Is LOE test useful to recognize LCA insufficiency?
© The Author(s) 2014
Received: 28 October 2013
Accepted: 27 December 2013
Published: 31 January 2014
“I read the article “The loss of extension test (LOE test): a new clinical sign for the anterior cruciate ligament insufficient knee” by Salvi et al. ”, and I think all that is practiced and described could be scarcely suitable for the diagnosis of ACL tear.
I completely agree with the AA on the validity of the knee joint extension maneuver (recurvatum test) as an initial clinical approach in order to test the ACL, but I retain totally arbitrary the conclusion that an ACL lesion or insufficiency may be inferred from a lack of passive knee extension, that we can notice in other articular pathologies, such as meniscal tears, loose bodies, etc, that may induce a mechanical or reflex limitation of extension.

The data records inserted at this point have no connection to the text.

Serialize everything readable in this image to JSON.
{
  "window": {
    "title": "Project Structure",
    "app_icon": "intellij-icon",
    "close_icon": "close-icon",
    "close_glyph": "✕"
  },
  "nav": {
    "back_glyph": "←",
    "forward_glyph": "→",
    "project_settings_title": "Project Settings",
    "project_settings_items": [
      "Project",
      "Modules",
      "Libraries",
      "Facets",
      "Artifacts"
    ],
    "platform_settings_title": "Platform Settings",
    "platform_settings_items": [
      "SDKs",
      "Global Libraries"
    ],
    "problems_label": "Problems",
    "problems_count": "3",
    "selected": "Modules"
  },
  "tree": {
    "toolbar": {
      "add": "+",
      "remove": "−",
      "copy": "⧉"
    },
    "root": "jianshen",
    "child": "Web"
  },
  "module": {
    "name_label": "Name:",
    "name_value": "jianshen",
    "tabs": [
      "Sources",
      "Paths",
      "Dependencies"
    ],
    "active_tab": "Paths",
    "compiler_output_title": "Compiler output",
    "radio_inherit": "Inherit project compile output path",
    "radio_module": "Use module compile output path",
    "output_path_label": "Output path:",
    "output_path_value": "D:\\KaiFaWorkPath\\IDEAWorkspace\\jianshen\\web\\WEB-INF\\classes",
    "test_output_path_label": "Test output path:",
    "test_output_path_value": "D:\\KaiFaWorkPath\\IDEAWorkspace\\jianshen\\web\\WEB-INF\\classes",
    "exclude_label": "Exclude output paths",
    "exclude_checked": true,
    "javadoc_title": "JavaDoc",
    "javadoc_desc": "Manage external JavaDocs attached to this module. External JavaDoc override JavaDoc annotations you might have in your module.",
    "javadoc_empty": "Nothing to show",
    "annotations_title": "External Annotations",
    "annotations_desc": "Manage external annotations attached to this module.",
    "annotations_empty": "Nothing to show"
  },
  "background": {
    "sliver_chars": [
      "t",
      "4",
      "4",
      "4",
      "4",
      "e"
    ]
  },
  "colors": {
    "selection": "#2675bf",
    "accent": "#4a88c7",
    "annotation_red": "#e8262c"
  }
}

But it is quite true and verified by my personal and other authors’ experience that the mentioned maneuver, the extension test, in the presence of an ACL lesion, reveals a unilateral recurvatum [2–6], not specific to that lesion, that must be validated by the Lachman test and by functional testing.
Should it be disputed that the recurvatum could be attributed to a concomitant postero-lateral rotator instability that is also examined with the external-rotation (E. R.) recurvatum test of Hughston, it may be demonstrated by lifting the extremity by the great toe, thus causing excess external rotation and recurvatum which appears as increased tibia vara.
This test is quite different from true recurvatum in neutral rotation, which I am referring to.
In view of the sharp contrast of views on the matter between article authors and me, I retain that my observation might be useful to launch a debate among the Journal readers.